Redline's IOC Search Collector introduced me to scanning a system based on specific indicators such as domains, hashes, filenames, etc. This means that instead of searching for everything, you can target what's relevant. This was also my first time working with .ioc files, and it gave me a better understanding of how analysts automate threat detection. I was able to trace a keylogger masquerading as another executable, identify its owner, and see how Redline ties it all together in a reportable view.

Patience in Forensics

If Autopsy taught me to interpret large volumes of data, Redline taught me patience. Waiting for analysis files to load (at one point up to 20 minutes!) was easily the most frustrating part of this room. However, this wait just shows that investigations take time, and patience often separates a rushed guess from a confident conclusion.

Connecting the Dots

Once everything was loaded, that's when the fun started.
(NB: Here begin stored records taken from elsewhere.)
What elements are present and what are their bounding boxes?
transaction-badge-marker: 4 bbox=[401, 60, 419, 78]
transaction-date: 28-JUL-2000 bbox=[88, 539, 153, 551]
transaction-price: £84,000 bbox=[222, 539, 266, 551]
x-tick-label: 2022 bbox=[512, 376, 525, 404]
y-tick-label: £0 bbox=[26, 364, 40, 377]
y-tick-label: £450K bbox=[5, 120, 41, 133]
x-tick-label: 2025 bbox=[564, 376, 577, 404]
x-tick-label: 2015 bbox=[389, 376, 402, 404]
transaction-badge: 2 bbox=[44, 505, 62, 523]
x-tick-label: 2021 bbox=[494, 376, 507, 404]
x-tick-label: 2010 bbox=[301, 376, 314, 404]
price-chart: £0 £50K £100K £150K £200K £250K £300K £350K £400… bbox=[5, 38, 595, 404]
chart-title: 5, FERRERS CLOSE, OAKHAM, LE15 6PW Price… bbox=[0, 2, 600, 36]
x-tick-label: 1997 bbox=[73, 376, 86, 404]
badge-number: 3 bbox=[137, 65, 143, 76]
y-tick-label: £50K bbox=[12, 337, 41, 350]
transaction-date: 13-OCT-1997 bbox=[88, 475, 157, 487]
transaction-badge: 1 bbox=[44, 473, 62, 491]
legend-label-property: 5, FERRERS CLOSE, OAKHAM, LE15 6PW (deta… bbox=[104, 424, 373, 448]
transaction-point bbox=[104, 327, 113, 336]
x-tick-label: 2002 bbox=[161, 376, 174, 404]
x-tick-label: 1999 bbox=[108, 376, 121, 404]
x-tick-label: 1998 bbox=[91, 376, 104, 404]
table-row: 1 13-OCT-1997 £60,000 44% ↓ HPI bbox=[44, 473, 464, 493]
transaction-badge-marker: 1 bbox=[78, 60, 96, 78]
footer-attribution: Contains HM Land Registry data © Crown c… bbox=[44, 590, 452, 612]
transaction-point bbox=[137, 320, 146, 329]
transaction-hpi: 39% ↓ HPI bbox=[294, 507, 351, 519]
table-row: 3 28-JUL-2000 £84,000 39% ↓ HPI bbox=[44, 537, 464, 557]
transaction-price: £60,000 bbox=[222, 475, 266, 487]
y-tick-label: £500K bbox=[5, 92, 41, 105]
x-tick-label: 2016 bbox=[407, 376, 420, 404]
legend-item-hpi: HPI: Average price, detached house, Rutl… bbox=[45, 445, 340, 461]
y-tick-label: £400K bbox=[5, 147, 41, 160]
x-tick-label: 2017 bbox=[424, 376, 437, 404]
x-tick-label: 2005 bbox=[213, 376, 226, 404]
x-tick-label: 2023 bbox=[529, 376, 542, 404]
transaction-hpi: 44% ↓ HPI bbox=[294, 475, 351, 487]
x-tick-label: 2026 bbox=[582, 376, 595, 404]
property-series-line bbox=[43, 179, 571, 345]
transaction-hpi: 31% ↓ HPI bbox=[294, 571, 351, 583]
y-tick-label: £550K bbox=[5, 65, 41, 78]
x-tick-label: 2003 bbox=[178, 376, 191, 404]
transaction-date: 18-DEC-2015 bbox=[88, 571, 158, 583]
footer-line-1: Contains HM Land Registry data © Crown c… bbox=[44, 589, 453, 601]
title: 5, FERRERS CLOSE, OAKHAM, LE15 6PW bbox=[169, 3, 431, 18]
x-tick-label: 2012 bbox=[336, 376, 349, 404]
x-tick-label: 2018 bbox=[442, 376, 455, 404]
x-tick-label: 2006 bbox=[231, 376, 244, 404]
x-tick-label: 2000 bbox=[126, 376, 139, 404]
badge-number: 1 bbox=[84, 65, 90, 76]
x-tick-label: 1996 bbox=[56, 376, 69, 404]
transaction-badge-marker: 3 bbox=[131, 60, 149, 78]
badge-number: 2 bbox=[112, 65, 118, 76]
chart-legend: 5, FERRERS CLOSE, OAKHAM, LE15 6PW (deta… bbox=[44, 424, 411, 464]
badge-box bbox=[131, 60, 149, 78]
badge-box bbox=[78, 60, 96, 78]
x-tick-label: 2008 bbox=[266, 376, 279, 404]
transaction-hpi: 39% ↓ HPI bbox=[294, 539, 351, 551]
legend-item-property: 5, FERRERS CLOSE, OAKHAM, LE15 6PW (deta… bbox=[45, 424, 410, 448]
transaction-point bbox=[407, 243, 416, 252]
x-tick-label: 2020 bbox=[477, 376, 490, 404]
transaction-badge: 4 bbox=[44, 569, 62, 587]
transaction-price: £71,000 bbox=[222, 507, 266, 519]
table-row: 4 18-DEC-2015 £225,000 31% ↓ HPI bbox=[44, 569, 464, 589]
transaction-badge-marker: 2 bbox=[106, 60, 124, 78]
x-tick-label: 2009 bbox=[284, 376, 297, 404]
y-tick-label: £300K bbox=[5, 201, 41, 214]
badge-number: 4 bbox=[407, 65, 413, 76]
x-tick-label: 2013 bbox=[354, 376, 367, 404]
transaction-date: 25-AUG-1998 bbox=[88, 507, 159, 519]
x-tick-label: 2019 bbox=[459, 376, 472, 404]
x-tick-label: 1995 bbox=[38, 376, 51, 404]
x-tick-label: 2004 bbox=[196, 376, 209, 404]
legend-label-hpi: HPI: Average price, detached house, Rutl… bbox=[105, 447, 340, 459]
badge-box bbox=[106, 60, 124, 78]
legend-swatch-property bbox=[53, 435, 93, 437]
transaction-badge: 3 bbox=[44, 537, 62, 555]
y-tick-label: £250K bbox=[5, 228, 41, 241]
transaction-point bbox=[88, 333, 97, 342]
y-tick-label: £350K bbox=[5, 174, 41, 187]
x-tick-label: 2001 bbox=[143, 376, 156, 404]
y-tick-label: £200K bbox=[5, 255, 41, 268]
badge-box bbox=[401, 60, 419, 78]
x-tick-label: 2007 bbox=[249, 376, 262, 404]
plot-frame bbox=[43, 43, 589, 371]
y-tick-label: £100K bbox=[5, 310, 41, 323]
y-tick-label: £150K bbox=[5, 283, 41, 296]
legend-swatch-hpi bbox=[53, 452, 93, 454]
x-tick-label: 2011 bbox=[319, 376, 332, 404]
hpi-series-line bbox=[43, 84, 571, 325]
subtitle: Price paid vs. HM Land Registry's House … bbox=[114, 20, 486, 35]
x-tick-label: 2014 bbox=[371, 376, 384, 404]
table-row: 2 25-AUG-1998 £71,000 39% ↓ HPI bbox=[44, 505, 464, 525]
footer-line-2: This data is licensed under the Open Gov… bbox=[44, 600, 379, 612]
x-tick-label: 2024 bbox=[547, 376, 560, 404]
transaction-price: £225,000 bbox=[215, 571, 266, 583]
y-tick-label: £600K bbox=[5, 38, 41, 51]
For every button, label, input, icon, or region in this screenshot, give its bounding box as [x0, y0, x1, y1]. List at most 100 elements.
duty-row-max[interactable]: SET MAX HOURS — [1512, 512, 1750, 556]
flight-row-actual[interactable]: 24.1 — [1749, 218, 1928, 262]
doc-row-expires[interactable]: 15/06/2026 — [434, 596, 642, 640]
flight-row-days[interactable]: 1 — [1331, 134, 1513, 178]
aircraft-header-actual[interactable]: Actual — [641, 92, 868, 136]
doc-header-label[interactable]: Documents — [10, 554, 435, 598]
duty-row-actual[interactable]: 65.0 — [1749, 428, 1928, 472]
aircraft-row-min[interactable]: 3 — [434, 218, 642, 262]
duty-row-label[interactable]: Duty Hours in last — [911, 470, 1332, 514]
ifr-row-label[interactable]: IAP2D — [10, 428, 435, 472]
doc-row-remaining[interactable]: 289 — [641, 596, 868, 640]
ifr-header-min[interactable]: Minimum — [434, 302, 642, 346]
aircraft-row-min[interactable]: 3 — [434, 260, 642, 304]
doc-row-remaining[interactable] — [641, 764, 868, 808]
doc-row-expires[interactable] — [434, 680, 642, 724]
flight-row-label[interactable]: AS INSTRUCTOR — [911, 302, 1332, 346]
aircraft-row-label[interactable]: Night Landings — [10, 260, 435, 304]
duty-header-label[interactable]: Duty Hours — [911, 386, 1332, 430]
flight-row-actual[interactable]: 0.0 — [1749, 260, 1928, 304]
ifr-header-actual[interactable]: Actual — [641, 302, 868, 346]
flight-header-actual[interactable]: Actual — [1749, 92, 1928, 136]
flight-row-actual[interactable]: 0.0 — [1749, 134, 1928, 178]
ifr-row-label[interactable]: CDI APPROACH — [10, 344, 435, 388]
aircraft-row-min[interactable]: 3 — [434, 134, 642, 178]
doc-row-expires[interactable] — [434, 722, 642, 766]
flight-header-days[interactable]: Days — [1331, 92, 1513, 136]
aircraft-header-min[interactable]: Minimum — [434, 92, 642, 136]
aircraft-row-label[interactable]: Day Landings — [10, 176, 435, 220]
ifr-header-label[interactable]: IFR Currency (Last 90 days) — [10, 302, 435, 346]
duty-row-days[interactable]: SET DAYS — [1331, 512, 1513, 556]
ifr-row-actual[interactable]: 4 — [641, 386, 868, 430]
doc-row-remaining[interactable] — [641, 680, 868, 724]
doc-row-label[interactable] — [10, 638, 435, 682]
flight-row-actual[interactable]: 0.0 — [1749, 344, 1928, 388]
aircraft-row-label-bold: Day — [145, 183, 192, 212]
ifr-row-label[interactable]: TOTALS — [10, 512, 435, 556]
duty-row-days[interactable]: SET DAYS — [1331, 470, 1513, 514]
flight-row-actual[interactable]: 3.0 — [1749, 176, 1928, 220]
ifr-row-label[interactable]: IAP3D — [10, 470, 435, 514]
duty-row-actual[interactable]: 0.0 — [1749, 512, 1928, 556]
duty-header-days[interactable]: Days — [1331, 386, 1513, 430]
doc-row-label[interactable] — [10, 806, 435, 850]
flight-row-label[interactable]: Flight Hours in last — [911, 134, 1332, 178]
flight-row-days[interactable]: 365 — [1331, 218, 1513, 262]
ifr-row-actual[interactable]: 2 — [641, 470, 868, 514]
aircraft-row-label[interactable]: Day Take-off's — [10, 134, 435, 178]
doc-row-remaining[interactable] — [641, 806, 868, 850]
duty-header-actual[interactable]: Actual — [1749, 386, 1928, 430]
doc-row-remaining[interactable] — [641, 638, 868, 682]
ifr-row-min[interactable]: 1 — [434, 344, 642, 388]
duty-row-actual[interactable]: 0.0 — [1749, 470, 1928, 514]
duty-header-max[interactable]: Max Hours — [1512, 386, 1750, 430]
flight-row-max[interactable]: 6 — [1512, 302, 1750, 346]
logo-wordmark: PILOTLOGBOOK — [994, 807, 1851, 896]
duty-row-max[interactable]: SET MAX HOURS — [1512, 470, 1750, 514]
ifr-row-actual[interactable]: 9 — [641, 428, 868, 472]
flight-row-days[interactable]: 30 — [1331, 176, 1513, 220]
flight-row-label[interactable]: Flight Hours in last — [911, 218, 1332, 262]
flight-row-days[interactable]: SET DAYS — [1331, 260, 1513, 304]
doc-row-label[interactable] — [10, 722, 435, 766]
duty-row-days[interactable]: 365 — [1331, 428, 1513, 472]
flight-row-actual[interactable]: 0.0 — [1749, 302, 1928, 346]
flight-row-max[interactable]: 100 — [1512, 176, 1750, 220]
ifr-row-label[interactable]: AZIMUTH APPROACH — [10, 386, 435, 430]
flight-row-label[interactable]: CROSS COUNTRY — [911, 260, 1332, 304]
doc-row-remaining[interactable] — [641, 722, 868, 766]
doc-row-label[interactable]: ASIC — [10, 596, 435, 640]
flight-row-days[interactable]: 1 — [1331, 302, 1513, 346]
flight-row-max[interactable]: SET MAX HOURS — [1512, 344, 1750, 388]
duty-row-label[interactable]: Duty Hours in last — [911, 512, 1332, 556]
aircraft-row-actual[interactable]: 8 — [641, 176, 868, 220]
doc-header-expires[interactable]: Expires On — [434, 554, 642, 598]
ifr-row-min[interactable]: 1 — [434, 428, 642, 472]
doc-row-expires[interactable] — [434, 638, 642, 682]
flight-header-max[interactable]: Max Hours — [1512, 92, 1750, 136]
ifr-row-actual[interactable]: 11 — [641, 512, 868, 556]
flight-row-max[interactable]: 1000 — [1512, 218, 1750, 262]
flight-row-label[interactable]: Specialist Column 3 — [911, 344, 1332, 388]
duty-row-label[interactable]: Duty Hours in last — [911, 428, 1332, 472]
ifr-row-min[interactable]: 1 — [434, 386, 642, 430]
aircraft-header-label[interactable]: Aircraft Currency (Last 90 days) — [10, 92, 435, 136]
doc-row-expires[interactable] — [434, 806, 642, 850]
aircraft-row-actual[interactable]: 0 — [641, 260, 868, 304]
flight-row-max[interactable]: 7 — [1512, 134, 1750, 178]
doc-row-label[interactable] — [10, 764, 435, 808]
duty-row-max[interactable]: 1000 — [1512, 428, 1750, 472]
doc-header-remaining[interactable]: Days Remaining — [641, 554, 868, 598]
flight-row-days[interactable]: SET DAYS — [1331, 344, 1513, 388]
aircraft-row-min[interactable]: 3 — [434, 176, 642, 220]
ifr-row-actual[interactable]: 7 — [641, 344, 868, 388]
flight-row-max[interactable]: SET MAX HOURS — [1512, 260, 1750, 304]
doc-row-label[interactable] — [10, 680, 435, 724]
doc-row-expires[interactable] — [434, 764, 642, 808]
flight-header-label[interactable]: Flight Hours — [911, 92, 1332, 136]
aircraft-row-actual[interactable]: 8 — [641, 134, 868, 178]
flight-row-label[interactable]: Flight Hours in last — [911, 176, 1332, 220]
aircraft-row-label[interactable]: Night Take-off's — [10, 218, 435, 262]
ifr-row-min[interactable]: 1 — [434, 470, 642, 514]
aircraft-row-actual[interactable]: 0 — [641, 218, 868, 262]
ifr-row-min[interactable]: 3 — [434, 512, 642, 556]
From discovering a fake update task to tracing a malicious download that led to a Cerber ransomware infection, each clue built on the previous one. The process showed how an attacker entered, persisted, downloaded payloads, and left. Seeing how all those artefacts related made the time investment worth it.

What I Learned

  • Structured Analysis: Redline reinforces structured analysis through collecting, correlating, and confirming evidence step by step.
  • IOC Searches: IOC-based searching is powerful when you already have known indicators from threat intelligence or malware reports.
  • Be Patient: Patience is part of digital forensics. The best findings come from waiting, rechecking, and cross-referencing.
  • Tool Adaptation: Not all challenges are technical; sometimes you need to adapt your workflow to work with the tool.
  • Build the Story: Every artefact contributes to a bigger narrative, especially when viewed together through event logs, tasks, and file history.

Final Thoughts

This room was both frustrating and fascinating. The waiting times dragged, but the analysis process reminded me why I enjoy this field; every clue connects to another, and every investigation is a puzzle waiting to be solved. During this process, I have been learning how to think like an analyst, not just how to follow steps but question, verify, and dig deeper. Redline might have been slow to load, but it demonstrated how methodical endpoint investigations can be.